I am implementing the PatternCaptureGroupTokenFilter
in my code to generate tokens based on multiple regular expressions, with the goal of highlighting any matches found within the string. Currently, I am working with Lucene 9, but I am encountering the following error during execution.
I'm using one of the latest Lucene jars (9.11.1) for PatternCaptureGroupTokenFilter
, but the token positions are not as expected, making it difficult to accurately highlight the search results.
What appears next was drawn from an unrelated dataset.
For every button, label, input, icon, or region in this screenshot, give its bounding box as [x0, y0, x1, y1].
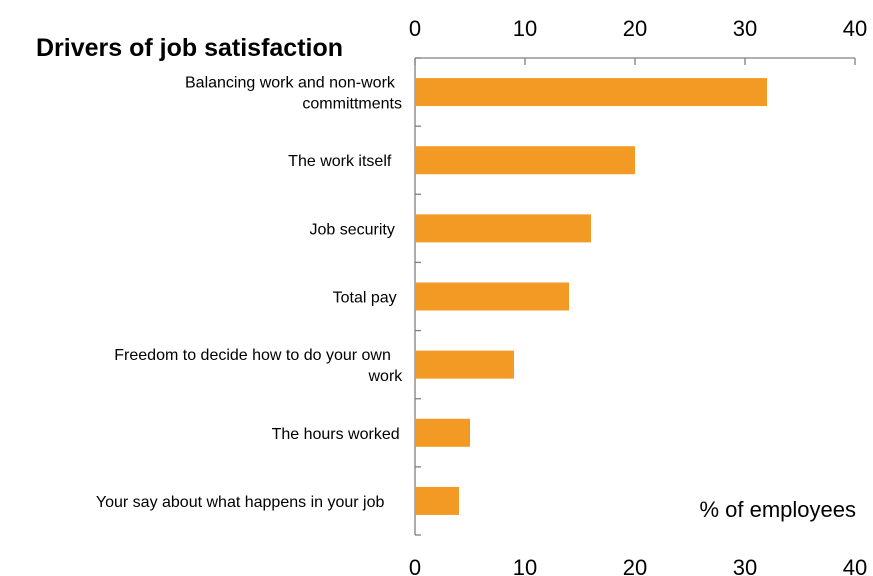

Here are the tokens generated for the string:
{
"tokens" : [
{
"token" : "test:data",
"start_offset" : 0,
"end_offset" : 9,
"type" : "word",
"position" : 0
},
{
"token" : "test",
"start_offset" : 0,
"end_offset" : 9,
"type" : "word",
"position" : 0
},
{
"token" : ":data",
"start_offset" : 0,
"end_offset" : 9,
"type" : "word",
"position" : 0
},
{
"token" : "test:",
"start_offset" : 0,
"end_offset" : 9,
"type" : "word",
"position" : 0
},
{
"token" : "test",
"start_offset" : 10,
"end_offset" : 14,
"type" : "word",
"position" : 1
}
]
}
The positions are not good for highlighting,
public final class PatternCaptureGroupTokenFilter extends TokenFilter {
private final CharTermAttribute charTermAttr = addAttribute(CharTermAttribute.class);
private final PositionIncrementAttribute posAttr = addAttribute(PositionIncrementAttribute.class);
private State state;
private final Matcher[] matchers;
private final CharsRefBuilder spare = new CharsRefBuilder();
private final int[] groupCounts;
private final boolean preserveOriginal;
private int[] currentGroup;
private int currentMatcher;
/**
* @param input the input {@link TokenStream}
* @param preserveOriginal set to true to return the original token even if one of the patterns
* matches
* @param patterns an array of {@link Pattern} objects to match against each token
*/
public PatternCaptureGroupTokenFilter(
TokenStream input, boolean preserveOriginal, Pattern... patterns) {
super(input);
this.preserveOriginal = preserveOriginal;
this.matchers = new Matcher[patterns.length];
this.groupCounts = new int[patterns.length];
this.currentGroup = new int[patterns.length];
for (int i = 0; i < patterns.length; i++) {
this.matchers[i] = patterns[i].matcher("");
this.groupCounts[i] = this.matchers[i].groupCount();
this.currentGroup[i] = -1;
}
}
private boolean nextCapture() {
int min_offset = Integer.MAX_VALUE;
currentMatcher = -1;
Matcher matcher;
for (int i = 0; i < matchers.length; i++) {
matcher = matchers[i];
if (currentGroup[i] == -1) {
currentGroup[i] = matcher.find() ? 1 : 0;
}
if (currentGroup[i] != 0) {
while (currentGroup[i] < groupCounts[i] + 1) {
final int start = matcher.start(currentGroup[i]);
final int end = matcher.end(currentGroup[i]);
if (start == end || preserveOriginal && start == 0 && spare.length() == end) {
currentGroup[i]++;
continue;
}
if (start < min_offset) {
min_offset = start;
currentMatcher = i;
}
break;
}
if (currentGroup[i] == groupCounts[i] + 1) {
currentGroup[i] = -1;
i--;
}
}
}
return currentMatcher != -1;
}
@Override
public boolean incrementToken() throws IOException {
if (currentMatcher != -1 && nextCapture()) {
assert state != null;
clearAttributes();
restoreState(state);
final int start = matchers[currentMatcher].start(currentGroup[currentMatcher]);
final int end = matchers[currentMatcher].end(currentGroup[currentMatcher]);
posAttr.setPositionIncrement(0);
charTermAttr.copyBuffer(spare.chars(), start, end - start);
currentGroup[currentMatcher]++;
return true;
}
if (!input.incrementToken()) {
return false;
}
char[] buffer = charTermAttr.buffer();
int length = charTermAttr.length();
spare.copyChars(buffer, 0, length);
state = captureState();
for (int i = 0; i < matchers.length; i++) {
matchers[i].reset(spare.get());
currentGroup[i] = -1;
}
if (preserveOriginal) {
currentMatcher = 0;
} else if (nextCapture()) {
final int start = matchers[currentMatcher].start(currentGroup[currentMatcher]);
final int end = matchers[currentMatcher].end(currentGroup[currentMatcher]);
// if we start at 0 we can simply set the length and save the copy
if (start == 0) {
charTermAttr.setLength(end);
} else {
charTermAttr.copyBuffer(spare.chars(), start, end - start);
}
currentGroup[currentMatcher]++;
}
return true;
}
@Override
public void reset() throws IOException {
super.reset();
state = null;
currentMatcher = -1;
}
}
Can anyone provide guidance or suggestions on how to resolve this issue and generate the expected tokens?